Моего ответа не последовало, и Уолтер, должно быть, понял, что я не могу обсуждать Писание с ним, поскольку моя вера и надежда так же парализованы, как и его конечности. Я наблюдала за тем, как он мучается, но остаток сил, которые еще тлели в нем, он направлял, чтобы помочь мне узреть истину.

– Бэтси, посмотри на эти деревья за окном. Если бы ты прежде никогда не видела весны, то потеряла бы надежду и срубила бы все деревья, решив, что они мертвы. Но придет весна, они вновь зацветут и будут плодоносить. Сейчас в мою жизнь пришла надежда. В Христе придет новая жизнь. И сказал Иисус: «И всякий, живущий и верующий в меня, не умрет вовек»[26]. Это не конец. Ты и я будем жить вечно.

– Но все равно я буду очень по тебе скучать, – ответила я, сдерживая слезы.
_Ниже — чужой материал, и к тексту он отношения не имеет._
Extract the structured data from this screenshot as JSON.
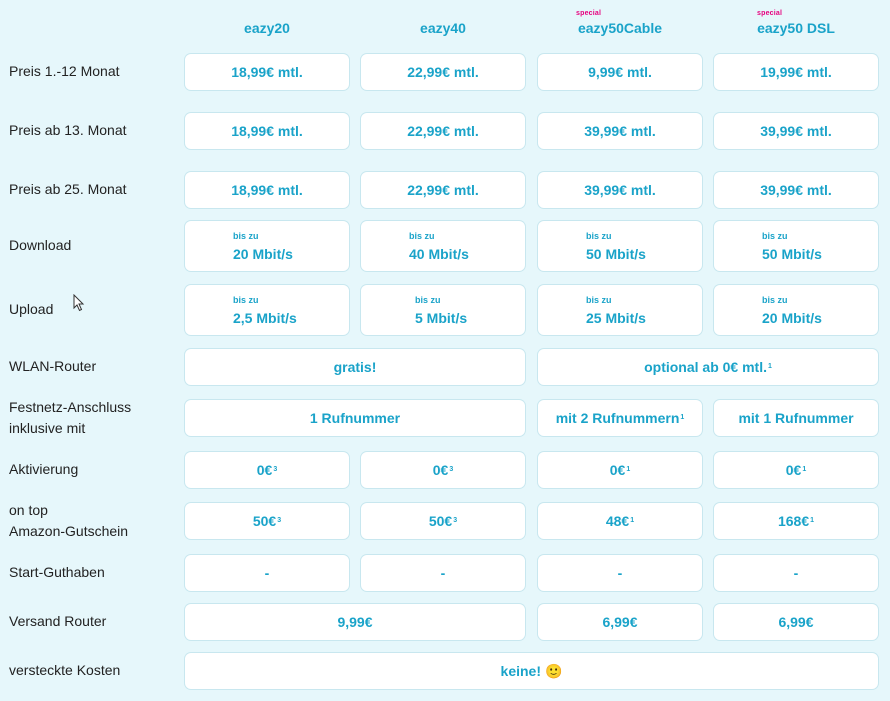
{
  "plans": [
    {
      "name": "eazy20",
      "special": ""
    },
    {
      "name": "eazy40",
      "special": ""
    },
    {
      "name": "eazy50Cable",
      "special": "special"
    },
    {
      "name": "eazy50 DSL",
      "special": "special"
    }
  ],
  "rows": {
    "preis_1_12": {
      "label": "Preis 1.-12 Monat",
      "values": [
        "18,99€ mtl.",
        "22,99€ mtl.",
        "9,99€ mtl.",
        "19,99€ mtl."
      ]
    },
    "preis_13": {
      "label": "Preis ab 13. Monat",
      "values": [
        "18,99€ mtl.",
        "22,99€ mtl.",
        "39,99€ mtl.",
        "39,99€ mtl."
      ]
    },
    "preis_25": {
      "label": "Preis ab 25. Monat",
      "values": [
        "18,99€ mtl.",
        "22,99€ mtl.",
        "39,99€ mtl.",
        "39,99€ mtl."
      ]
    },
    "download": {
      "label": "Download",
      "prefix": "bis zu",
      "values": [
        "20 Mbit/s",
        "40 Mbit/s",
        "50 Mbit/s",
        "50 Mbit/s"
      ]
    },
    "upload": {
      "label": "Upload",
      "prefix": "bis zu",
      "values": [
        "2,5 Mbit/s",
        "5 Mbit/s",
        "25 Mbit/s",
        "20 Mbit/s"
      ]
    },
    "wlan": {
      "label": "WLAN-Router",
      "values": [
        "gratis!",
        "optional ab 0€ mtl."
      ],
      "sup": [
        "",
        "1"
      ]
    },
    "festnetz": {
      "label_line1": "Festnetz-Anschluss",
      "label_line2": "inklusive mit",
      "values": [
        "1 Rufnummer",
        "mit 2 Rufnummern",
        "mit 1 Rufnummer"
      ],
      "sup": [
        "",
        "1",
        ""
      ]
    },
    "aktivierung": {
      "label": "Aktivierung",
      "values": [
        "0€",
        "0€",
        "0€",
        "0€"
      ],
      "sup": [
        "3",
        "3",
        "1",
        "1"
      ]
    },
    "amazon": {
      "label_line1": "on top",
      "label_line2": "Amazon-Gutschein",
      "values": [
        "50€",
        "50€",
        "48€",
        "168€"
      ],
      "sup": [
        "3",
        "3",
        "1",
        "1"
      ]
    },
    "guthaben": {
      "label": "Start-Guthaben",
      "values": [
        "-",
        "-",
        "-",
        "-"
      ]
    },
    "versand": {
      "label": "Versand Router",
      "values": [
        "9,99€",
        "6,99€",
        "6,99€"
      ]
    },
    "kosten": {
      "label": "versteckte Kosten",
      "value": "keine!",
      "emoji": "🙂"
    }
  }
}
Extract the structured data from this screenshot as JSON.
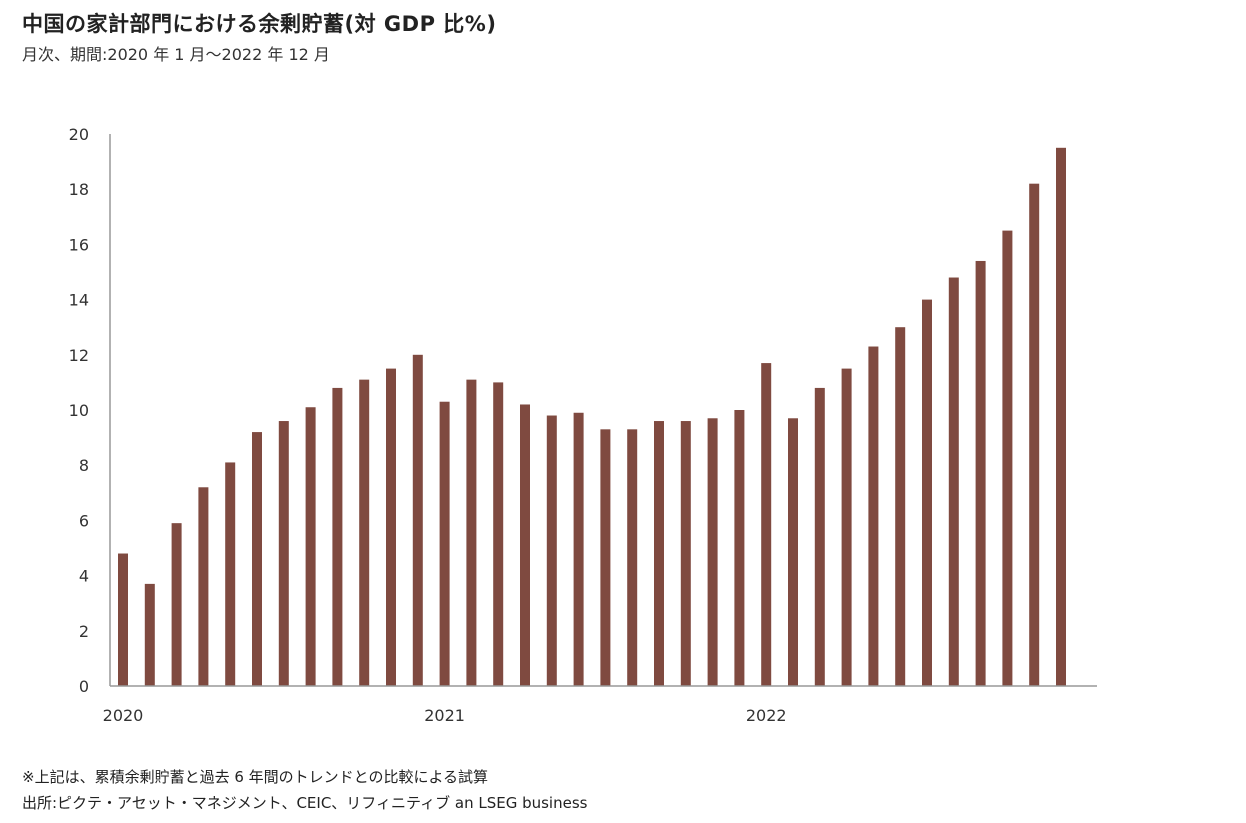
{
  "header": {
    "title": "中国の家計部門における余剰貯蓄(対 GDP 比%)",
    "subtitle": "月次、期間:2020 年 1 月〜2022 年 12 月"
  },
  "footer": {
    "note": "※上記は、累積余剰貯蓄と過去 6 年間のトレンドとの比較による試算",
    "source": "出所:ピクテ・アセット・マネジメント、CEIC、リフィニティブ an LSEG business"
  },
  "colors": {
    "bar": "#7f4a40",
    "axis": "#999999",
    "text": "#333333"
  },
  "chart_data": {
    "type": "bar",
    "xlabel": "",
    "ylabel": "",
    "ylim": [
      0,
      20
    ],
    "y_ticks": [
      "0",
      "2",
      "4",
      "6",
      "8",
      "10",
      "12",
      "14",
      "16",
      "18",
      "20"
    ],
    "x_tick_labels": [
      {
        "label": "2020",
        "index": 0
      },
      {
        "label": "2021",
        "index": 12
      },
      {
        "label": "2022",
        "index": 24
      }
    ],
    "grid": false,
    "categories": [
      "2020-01",
      "2020-02",
      "2020-03",
      "2020-04",
      "2020-05",
      "2020-06",
      "2020-07",
      "2020-08",
      "2020-09",
      "2020-10",
      "2020-11",
      "2020-12",
      "2021-01",
      "2021-02",
      "2021-03",
      "2021-04",
      "2021-05",
      "2021-06",
      "2021-07",
      "2021-08",
      "2021-09",
      "2021-10",
      "2021-11",
      "2021-12",
      "2022-01",
      "2022-02",
      "2022-03",
      "2022-04",
      "2022-05",
      "2022-06",
      "2022-07",
      "2022-08",
      "2022-09",
      "2022-10",
      "2022-11",
      "2022-12"
    ],
    "values": [
      4.8,
      3.7,
      5.9,
      7.2,
      8.1,
      9.2,
      9.6,
      10.1,
      10.8,
      11.1,
      11.5,
      12.0,
      10.3,
      11.1,
      11.0,
      10.2,
      9.8,
      9.9,
      9.3,
      9.3,
      9.6,
      9.6,
      9.7,
      10.0,
      11.7,
      9.7,
      10.8,
      11.5,
      12.3,
      13.0,
      14.0,
      14.8,
      15.4,
      16.5,
      18.2,
      19.5
    ]
  }
}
– Знаю. Когда прошлым летом я уехал обратно в Чикаго, я не видел тебя, но ты жила в моем сердце. Я представлял, что ты вышла замуж, обустраиваешь новый дом, вливаешься в новую жизнь. И даже несмотря на то что ты меня не видела, ты наверняка представляла, как я живу в Чикаго, каждый день хожу на работу и возвращаюсь в карете домой. На этот раз будет так же. Я буду жить в твоем сердце и обрету бессмертие в вечности. Просто мой дом будет в другом месте.

Не в силах сдержать слезы, я легла рядом с мужем и прижалась к его лицу.

– Я всегда буду любить тебя, – заплакала я, – всегда!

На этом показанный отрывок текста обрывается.